Researchers at the Laboratory for Refrigeration and District (LAHDE, Process Engineering), in collaboration with researchers from the Laboratory for Tribology and interface nanotechnology (TINT), have conducted a comprehensive study of the thermal properties of thermal switch capacitors used in magnetocaloric devices. The research results were published in the Journal of Physics: Energy (IF = 7,528).

Most existing magnetocaloric devices use active caloric regeneration, in which the working fluid oscillates through the matrix of the caloric material (active magnetocaloric regeneration). This is associated with irreversible viscosity and heat transfer losses, as well as high energy consumption for pumping the working fluid, which limits the operating frequency and associated power density of the device. The use of thermal control devices (thermal switches, thermal diodes, thermal capacitors) could improve the performance of caloric devices in high-frequency operation (number of thermodynamic cycles per unit time), which is crucial for increasing the power density (compactness).

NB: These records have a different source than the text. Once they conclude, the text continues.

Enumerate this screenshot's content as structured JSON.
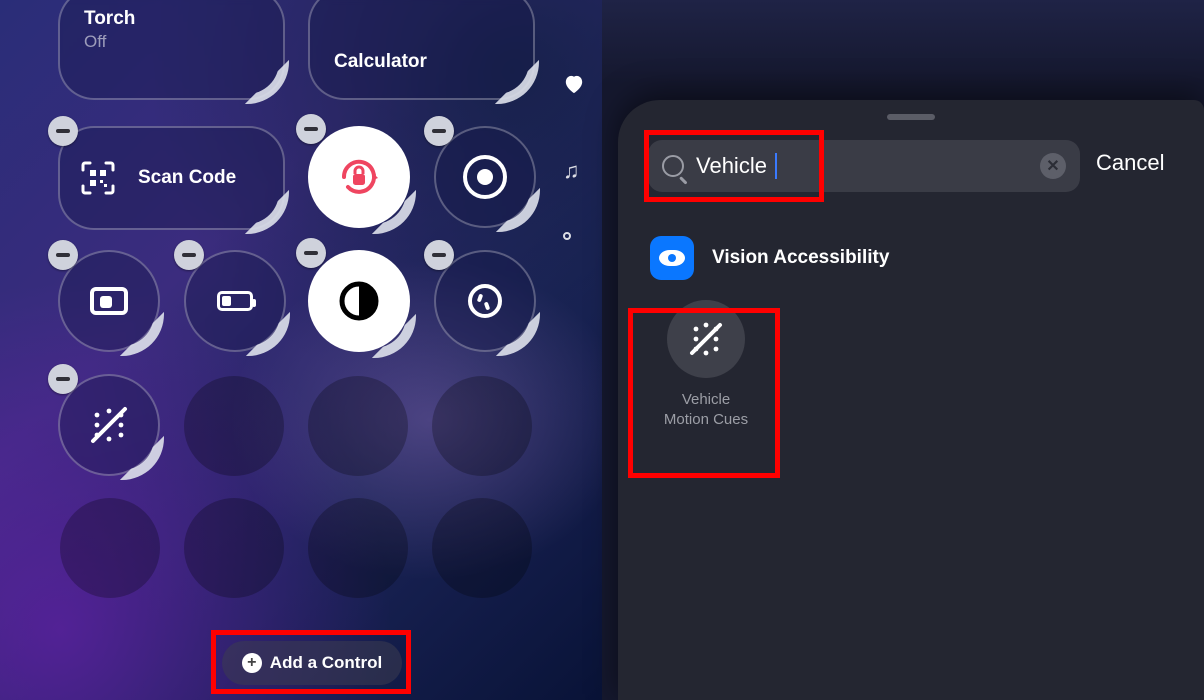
{
  "left": {
    "torch": {
      "title": "Torch",
      "status": "Off"
    },
    "calculator": {
      "title": "Calculator"
    },
    "scan": {
      "label": "Scan Code"
    },
    "addControl": "Add a Control",
    "icons": {
      "lock": "rotation-lock-icon",
      "record": "screen-record-icon",
      "camera": "camera-icon",
      "battery": "low-power-icon",
      "dark": "dark-mode-icon",
      "alarm": "alarm-icon",
      "motion": "motion-cues-icon",
      "heart": "heart-icon",
      "music": "music-icon"
    }
  },
  "right": {
    "search": {
      "value": "Vehicle",
      "placeholder": "Search"
    },
    "cancel": "Cancel",
    "sectionTitle": "Vision Accessibility",
    "result": {
      "title": "Vehicle\nMotion Cues"
    }
  }
}
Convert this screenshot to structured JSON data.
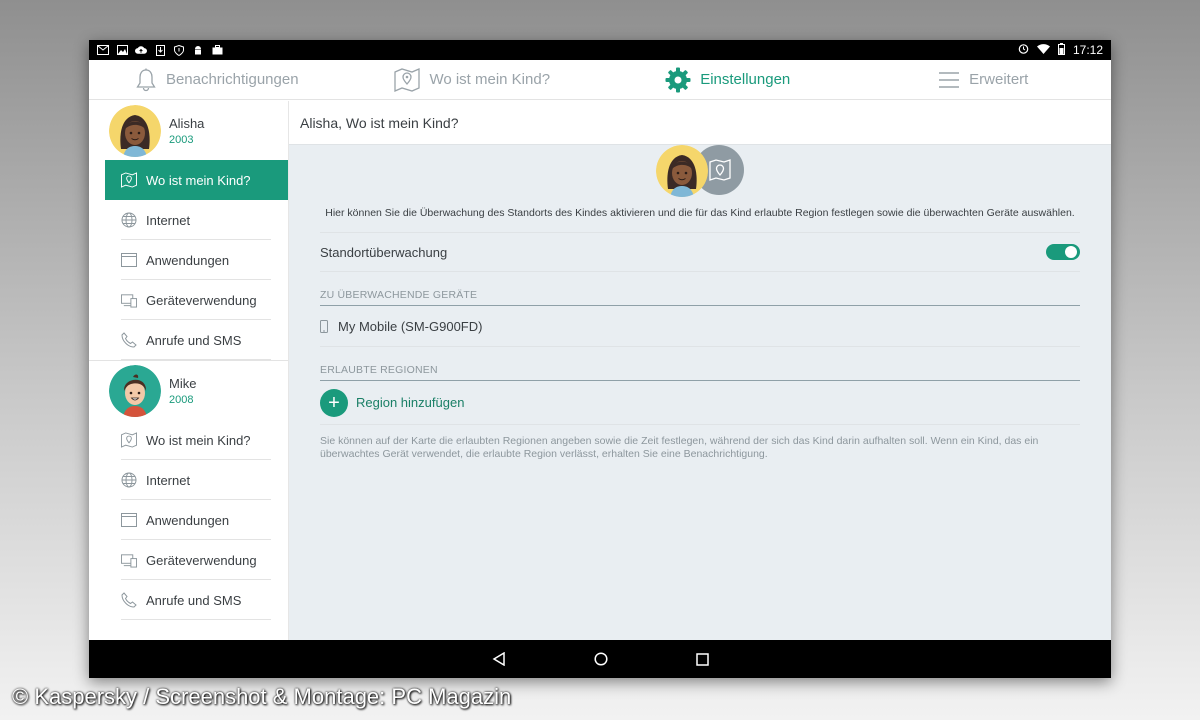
{
  "status_bar": {
    "left_icons": [
      "mail-icon",
      "image-icon",
      "cloud-upload-icon",
      "download-icon",
      "shield-icon",
      "android-icon",
      "briefcase-icon"
    ],
    "right_icons": [
      "alarm-icon",
      "wifi-icon",
      "battery-icon"
    ],
    "time": "17:12"
  },
  "top_nav": {
    "tabs": [
      {
        "label": "Benachrichtigungen",
        "icon": "bell-icon"
      },
      {
        "label": "Wo ist mein Kind?",
        "icon": "map-pin-icon"
      },
      {
        "label": "Einstellungen",
        "icon": "gear-icon",
        "active": true
      },
      {
        "label": "Erweitert",
        "icon": "menu-icon"
      }
    ]
  },
  "sidebar": {
    "children": [
      {
        "name": "Alisha",
        "year": "2003",
        "items": [
          {
            "label": "Wo ist mein Kind?",
            "icon": "map-pin-icon",
            "active": true
          },
          {
            "label": "Internet",
            "icon": "globe-icon"
          },
          {
            "label": "Anwendungen",
            "icon": "window-icon"
          },
          {
            "label": "Geräteverwendung",
            "icon": "devices-icon"
          },
          {
            "label": "Anrufe und SMS",
            "icon": "phone-icon"
          }
        ]
      },
      {
        "name": "Mike",
        "year": "2008",
        "items": [
          {
            "label": "Wo ist mein Kind?",
            "icon": "map-pin-icon"
          },
          {
            "label": "Internet",
            "icon": "globe-icon"
          },
          {
            "label": "Anwendungen",
            "icon": "window-icon"
          },
          {
            "label": "Geräteverwendung",
            "icon": "devices-icon"
          },
          {
            "label": "Anrufe und SMS",
            "icon": "phone-icon"
          }
        ]
      }
    ]
  },
  "content": {
    "header": "Alisha, Wo ist mein Kind?",
    "description": "Hier können Sie die Überwachung des Standorts des Kindes aktivieren und die für das Kind erlaubte Region festlegen sowie die überwachten Geräte auswählen.",
    "toggle_label": "Standortüberwachung",
    "toggle_on": true,
    "devices_heading": "ZU ÜBERWACHENDE GERÄTE",
    "device_name": "My Mobile (SM-G900FD)",
    "regions_heading": "ERLAUBTE REGIONEN",
    "add_region_label": "Region hinzufügen",
    "note": "Sie können auf der Karte die erlaubten Regionen angeben sowie die Zeit festlegen, während der sich das Kind darin aufhalten soll. Wenn ein Kind, das ein überwachtes Gerät verwendet, die erlaubte Region verlässt, erhalten Sie eine Benachrichtigung."
  },
  "nav_bar": {
    "buttons": [
      "back-icon",
      "home-icon",
      "recents-icon"
    ]
  },
  "watermark": "© Kaspersky / Screenshot & Montage: PC Magazin",
  "colors": {
    "accent": "#1a9a7c",
    "content_bg": "#e9eef2",
    "inactive_tab": "#9aa3a9"
  }
}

Figure: Comparison of TCRs for samples bonded by spin coating or by adhesive and samples in direct contact under different pressures and different temperatures for (A) Gd/SU-8, (B) Gd/Kapton, (C) Si/SU-8, (D) Si/Kapton.

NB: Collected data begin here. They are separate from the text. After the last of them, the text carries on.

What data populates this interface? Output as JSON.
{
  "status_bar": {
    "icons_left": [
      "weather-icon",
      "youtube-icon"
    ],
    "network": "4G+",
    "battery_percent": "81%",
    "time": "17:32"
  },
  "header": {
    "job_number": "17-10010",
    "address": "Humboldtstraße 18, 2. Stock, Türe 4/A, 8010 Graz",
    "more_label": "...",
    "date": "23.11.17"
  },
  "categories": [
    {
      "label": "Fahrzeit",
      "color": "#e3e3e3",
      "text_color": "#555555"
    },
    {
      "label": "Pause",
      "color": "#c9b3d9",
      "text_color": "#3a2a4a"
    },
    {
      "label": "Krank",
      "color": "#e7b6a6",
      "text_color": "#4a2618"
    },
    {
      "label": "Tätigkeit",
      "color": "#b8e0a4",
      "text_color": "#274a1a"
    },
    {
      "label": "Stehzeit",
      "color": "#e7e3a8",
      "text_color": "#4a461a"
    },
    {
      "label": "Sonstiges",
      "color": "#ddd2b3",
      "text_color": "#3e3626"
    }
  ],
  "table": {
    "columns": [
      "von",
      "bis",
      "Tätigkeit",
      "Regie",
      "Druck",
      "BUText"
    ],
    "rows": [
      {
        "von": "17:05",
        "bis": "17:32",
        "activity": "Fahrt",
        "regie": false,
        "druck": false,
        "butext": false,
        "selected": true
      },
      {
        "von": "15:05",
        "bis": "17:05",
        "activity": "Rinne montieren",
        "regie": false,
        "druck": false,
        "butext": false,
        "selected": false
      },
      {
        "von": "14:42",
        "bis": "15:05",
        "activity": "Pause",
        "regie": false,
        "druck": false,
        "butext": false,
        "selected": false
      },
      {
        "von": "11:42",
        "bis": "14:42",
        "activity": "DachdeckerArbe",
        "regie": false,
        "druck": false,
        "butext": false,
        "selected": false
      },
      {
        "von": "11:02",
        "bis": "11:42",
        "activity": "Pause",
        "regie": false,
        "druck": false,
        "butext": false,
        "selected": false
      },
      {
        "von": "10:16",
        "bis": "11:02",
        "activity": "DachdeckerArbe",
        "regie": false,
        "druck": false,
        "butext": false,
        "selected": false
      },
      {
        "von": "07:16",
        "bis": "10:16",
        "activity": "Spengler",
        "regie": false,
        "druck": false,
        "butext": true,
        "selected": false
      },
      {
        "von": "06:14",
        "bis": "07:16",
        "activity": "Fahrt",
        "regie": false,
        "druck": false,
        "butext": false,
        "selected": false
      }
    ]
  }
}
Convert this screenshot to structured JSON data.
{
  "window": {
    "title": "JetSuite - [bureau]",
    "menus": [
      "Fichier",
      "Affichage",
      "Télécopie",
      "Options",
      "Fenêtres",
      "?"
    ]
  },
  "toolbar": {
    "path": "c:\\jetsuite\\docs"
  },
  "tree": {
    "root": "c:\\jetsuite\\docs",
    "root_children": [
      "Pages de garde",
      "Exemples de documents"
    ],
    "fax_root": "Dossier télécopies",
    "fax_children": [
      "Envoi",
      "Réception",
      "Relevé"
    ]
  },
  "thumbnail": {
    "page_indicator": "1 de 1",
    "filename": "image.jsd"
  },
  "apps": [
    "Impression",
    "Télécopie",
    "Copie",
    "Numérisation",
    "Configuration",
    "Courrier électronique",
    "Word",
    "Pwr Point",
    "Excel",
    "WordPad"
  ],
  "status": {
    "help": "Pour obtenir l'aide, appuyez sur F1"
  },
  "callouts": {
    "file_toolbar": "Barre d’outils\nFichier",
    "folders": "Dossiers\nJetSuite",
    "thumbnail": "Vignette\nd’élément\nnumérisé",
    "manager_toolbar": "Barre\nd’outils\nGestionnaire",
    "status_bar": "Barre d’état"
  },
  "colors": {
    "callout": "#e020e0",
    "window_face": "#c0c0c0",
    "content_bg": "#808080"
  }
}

Their research focused on the experimental characterization of the thermal contact resistance, a crucial parameter that significantly affects the thermal performance of the mechanical thermal switch capacitor. In the mentioned study, the researchers experimentally characterized the thermal contact resistance between the elements in contact at different pressure loads and temperatures. The experimental results of thermal properties and thermal contact resistance were used for numerical evaluation of the thermal switch capacitor in the magnetocaloric device. The results show that the device can achieve a cooling power density of 970 W m-2 at an operating frequency of 5 Hz under the selected conditions.